The TGA has considered the submissions received and the feedback provided has informed the creation guidance specific to industry as well as guidance and information specific to users, including consumers and health professionals.
*Large file warning: Attempting to open large files over the Internet within the browser window may cause problems. It is strongly recommended you download this document to your own computer and open it from there.
- Consultation submission: Abbott (pdf,83kb)*
- Consultation submission: ARCS Australia (pdf,0.98Mb)*
- Consultation submission: AusBiotech (pdf,3.35Mb)*
- Consultation submission: Cisco Systems Australia Pty Ltd (pdf,227kb)
- Consultation submission: Cochlear Limited (pdf,358kb)
- Consultation submission: Consumers Health Forum of Australia (pdf.298kb)
- Consultation submission: MED-EL (pdf,852kb)*
- Consultation submission: Medical Technology Association of Australia Ltd (pdf,1.01Mb)*
- Consultation submission: Medtronic Australia
- Consultation submission: Michael Lehmann (pdf,15.8Mb)*
- Consultation submission: Mylan (pdf,1.46Mb) *
- Consultation submission: Radiation Health Unit, Queensland Department of Health (pdf,287kb)

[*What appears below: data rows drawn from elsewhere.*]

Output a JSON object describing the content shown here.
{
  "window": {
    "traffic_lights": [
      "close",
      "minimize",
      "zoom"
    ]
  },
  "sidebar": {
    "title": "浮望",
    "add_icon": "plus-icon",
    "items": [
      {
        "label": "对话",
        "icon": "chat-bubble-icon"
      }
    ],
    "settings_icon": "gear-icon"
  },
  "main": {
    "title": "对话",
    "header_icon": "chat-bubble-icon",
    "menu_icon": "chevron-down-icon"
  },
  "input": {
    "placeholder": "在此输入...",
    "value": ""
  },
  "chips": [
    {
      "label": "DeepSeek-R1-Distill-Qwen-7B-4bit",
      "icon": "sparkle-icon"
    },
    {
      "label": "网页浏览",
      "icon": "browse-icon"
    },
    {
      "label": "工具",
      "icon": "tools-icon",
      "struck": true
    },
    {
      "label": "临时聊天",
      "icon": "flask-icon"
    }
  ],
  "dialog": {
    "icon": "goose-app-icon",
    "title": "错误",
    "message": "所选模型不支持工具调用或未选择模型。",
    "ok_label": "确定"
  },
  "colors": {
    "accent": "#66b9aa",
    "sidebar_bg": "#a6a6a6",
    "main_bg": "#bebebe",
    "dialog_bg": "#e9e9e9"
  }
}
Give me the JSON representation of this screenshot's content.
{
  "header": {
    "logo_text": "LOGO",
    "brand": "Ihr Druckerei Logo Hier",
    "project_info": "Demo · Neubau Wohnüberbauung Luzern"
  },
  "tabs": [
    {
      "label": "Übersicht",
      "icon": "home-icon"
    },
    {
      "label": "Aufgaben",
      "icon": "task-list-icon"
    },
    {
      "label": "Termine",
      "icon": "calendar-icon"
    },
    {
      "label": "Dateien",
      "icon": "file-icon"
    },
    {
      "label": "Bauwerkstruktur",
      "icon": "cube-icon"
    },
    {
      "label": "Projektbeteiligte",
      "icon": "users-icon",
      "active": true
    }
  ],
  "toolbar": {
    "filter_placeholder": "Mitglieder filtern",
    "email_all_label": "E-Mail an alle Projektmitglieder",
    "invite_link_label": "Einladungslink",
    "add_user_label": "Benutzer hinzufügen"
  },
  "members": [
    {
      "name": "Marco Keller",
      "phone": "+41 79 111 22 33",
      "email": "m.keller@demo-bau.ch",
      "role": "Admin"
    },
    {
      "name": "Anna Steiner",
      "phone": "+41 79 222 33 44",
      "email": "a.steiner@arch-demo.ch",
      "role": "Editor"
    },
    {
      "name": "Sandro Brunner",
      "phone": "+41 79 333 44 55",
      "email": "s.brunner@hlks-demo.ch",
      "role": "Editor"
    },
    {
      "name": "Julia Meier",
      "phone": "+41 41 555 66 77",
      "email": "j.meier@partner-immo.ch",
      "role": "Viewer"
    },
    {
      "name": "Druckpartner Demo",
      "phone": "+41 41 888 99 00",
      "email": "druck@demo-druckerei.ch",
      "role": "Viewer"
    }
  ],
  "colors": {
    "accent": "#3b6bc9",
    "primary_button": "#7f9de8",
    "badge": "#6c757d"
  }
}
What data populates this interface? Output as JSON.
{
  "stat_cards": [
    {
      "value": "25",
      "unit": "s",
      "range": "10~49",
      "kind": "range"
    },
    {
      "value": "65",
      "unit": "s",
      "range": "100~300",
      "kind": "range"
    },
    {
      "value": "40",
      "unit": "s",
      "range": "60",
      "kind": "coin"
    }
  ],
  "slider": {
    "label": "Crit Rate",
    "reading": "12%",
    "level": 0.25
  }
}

- Consultation submission: The Royal Australian and New Zealand College of Ophthalmologists (pdf,53kb)
- Consultation submission: Siemens Healthcare Pty Ltd
- Consultation submission: Sonic Healthcare Pty Ltd (pdf,178kb)
On 20 December 2018, the TGA published a draft guidance document for public comment on the topic of medical device cyber security. The document was developed in consultation with the Commonwealth Scientific and Industrial Research Organisation (CSIRO). The draft document contained three sections: guidance for the medical device industry, information for users of medical devices including hospitals and healthcare providers, and a fact sheet for consumers. The consultation period closed on 14 February 2019.
Twenty-three submissions were received. The majority of submissions were from industry
(17 submissions). The remaining six submissions came from Commonwealth government agencies (3 submissions), one medical college, one consumer group, and one anonymous submission.
The sections of the document that were most commented on were those relating to proposed changes to the Essential Principles and the use of Standards. The feedback raised some questions relating to the Essential Principles, and also suggested useful changes to clarify or correct wording.
In response to the feedback more detail is being provided on how the TGA considers cybersecurity risks over the total life of the medical device, whose responsibility it is to assess and communicate risk, and the expectations for manufacturers under the Essential Principles. This includes detail around ongoing risk management, and the freedom and responsibility of the manufacturer under principle based regulation. Some more detail is also added to the background information in the Appendices to clarify the frameworks and basis that the TGA currently consider good practice. Industry stakeholders raised some concerns about the wording used for software updates that pre-emptively correct vulnerabilities. Some revisions are made to the document in these areas, ensuring that the guidance remained in accordance with the Uniform Recall Procedure for Therapeutic Goods (URPTG). The intent of the guidance in this regard is to use the URPTG as a reference, and not duplicate its content.
Cybersecurity of medical devices is a shared responsibility, and the information for users was also updated in response to the feedback. More details are provided around the communication expectation for users, clinicians, and consumers as well as manufacturers.
Some comments were unable to be actioned, for example, those suggesting changes to the regulatory framework, or those reflecting an incomplete understanding of the regulatory framework. These comments are valuable and will be considered in areas of current reform work, or for the development of additional guidance material.